Four programmes from Brazil, Ethiopia, India and Pakistan met the inclusion criteria. Different aspects of each of these programmes were integrated in different ways into their respective health systems. Factors that facilitated the integration process included the magnitude of countries' human resources for health problems and the associated discourses about how to address these problems; the perceived relative advantage of national CBHWs with regard to delivering health services over training and retaining highly skilled health workers; and the participation of some politicians and community members in programme processes, with the result that they viewed the programmes as legitimate, credible and relevant. Finally, integration of programmes within the existing health systems enhanced programme compatibility with the health systems' governance, financing and training functions. Factors that inhibited the integration process included a rapid scale-up process; resistance from other health workers; discrimination of CBHWs based on social, gender and economic status; ineffective incentive structures; inadequate infrastructure and supplies; and hierarchical and parallel communication structures.
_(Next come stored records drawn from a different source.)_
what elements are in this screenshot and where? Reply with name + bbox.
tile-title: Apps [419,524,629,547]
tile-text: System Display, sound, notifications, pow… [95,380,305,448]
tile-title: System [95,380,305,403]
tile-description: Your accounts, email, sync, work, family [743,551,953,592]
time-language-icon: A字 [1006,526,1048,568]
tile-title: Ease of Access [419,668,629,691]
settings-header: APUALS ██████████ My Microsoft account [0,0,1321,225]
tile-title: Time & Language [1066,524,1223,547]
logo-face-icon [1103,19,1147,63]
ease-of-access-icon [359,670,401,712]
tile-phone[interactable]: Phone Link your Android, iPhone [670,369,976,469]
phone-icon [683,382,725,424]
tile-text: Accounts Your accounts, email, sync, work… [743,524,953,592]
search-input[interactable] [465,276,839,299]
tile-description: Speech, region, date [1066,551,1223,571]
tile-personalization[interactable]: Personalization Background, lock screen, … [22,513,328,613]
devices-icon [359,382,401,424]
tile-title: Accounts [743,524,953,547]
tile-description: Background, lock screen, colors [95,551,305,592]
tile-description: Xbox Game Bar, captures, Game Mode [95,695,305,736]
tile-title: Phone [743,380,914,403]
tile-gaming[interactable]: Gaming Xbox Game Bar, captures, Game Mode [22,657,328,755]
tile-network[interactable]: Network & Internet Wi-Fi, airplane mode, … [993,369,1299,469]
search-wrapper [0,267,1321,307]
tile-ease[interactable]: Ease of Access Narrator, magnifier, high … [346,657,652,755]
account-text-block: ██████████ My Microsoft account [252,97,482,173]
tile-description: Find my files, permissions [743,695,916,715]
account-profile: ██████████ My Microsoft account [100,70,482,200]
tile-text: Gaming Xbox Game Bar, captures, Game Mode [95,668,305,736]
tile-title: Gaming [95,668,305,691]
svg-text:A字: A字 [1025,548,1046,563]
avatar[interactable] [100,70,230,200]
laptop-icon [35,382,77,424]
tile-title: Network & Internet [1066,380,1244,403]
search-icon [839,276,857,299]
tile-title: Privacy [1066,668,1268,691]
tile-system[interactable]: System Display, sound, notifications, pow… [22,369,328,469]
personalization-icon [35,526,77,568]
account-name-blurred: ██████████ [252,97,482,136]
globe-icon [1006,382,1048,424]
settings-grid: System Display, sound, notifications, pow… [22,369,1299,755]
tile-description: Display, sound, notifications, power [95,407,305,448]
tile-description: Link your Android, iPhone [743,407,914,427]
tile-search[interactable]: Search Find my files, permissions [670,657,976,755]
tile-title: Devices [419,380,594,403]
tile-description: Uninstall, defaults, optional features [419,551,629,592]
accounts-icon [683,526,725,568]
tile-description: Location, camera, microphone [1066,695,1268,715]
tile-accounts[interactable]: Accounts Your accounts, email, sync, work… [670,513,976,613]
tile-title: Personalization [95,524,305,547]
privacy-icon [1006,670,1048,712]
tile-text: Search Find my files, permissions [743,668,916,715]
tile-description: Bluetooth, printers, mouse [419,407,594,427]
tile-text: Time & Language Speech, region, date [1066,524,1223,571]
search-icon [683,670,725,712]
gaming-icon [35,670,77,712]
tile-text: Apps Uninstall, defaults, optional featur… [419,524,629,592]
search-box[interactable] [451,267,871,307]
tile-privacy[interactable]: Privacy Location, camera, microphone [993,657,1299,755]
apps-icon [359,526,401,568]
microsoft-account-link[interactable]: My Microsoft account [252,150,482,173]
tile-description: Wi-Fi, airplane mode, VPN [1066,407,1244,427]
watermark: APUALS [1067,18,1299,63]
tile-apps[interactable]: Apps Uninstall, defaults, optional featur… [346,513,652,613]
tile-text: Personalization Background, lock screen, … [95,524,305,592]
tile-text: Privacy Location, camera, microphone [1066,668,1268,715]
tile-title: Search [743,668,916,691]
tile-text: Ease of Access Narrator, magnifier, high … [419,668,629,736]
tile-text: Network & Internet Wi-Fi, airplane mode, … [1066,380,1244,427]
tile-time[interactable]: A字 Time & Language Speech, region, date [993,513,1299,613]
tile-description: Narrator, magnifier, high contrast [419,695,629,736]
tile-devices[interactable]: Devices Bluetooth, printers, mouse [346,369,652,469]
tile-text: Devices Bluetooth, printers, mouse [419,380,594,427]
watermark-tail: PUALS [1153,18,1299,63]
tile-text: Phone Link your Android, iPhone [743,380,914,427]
CBHW programmes should design their scale-up strategy differently based on current contextual factors. Further, adoption of a stepwise approach to the scale-up and integration process may positively shape the integration process of CBHW programmes into health systems.
尽管多个低收入和中等收入国家已开展了基于社区的卫生工作者(CBHW)国家项目,但这些项目融入卫生系统的情况并不理想。已有研究对影响整合过程的因素进行了调查,但缺乏能提供更全面理解的系统评价。
我们对已发表的研究进行了系统评价,以了解可能影响低收入和中等收入国家CBHW国家项目融入卫生系统的因素。纳入研究的CBHW项目应由政府制定,并具备标准化的培训、监督和激励结构。一个关于将卫生创新融入卫生系统的概念框架指导了该评价。我们识别出3410条记录,最终选取了36条,并针对可能影响整合过程的不同因素相关的主题和途径进行了分析。
来自巴西、埃塞俄比亚、印度和巴基斯坦的四个项目符合纳入标准。这些项目的不同方面以不同方式融入了各自的卫生系统。促进整合过程的因素包括各国卫生人力资源应对卫生问题的规模以及关于如何解决这些问题的相关论述;国家CBHW在提供卫生服务方面相对于培训和留住高技能卫生工作者的感知相对优势;一些政治家和社区成员参与项目过程,结果他们认为这些项目是合法、可信且相关的。最后,项目在现有卫生系统内的整合增强了项目与卫生系统治理、融资和培训功能的兼容性。阻碍整合过程的因素包括快速扩大规模的过程;其他卫生工作者的抵制;基于社会、性别和经济地位对CBHW的歧视;无效的激励结构;基础设施和物资不足;以及层级和平行的沟通结构。
CBHW项目应根据当前的背景因素以不同方式设计其扩大规模战略。此外,对扩大规模和整合过程采用逐步推进的方法可能会积极影响CBHW项目融入卫生系统的过程。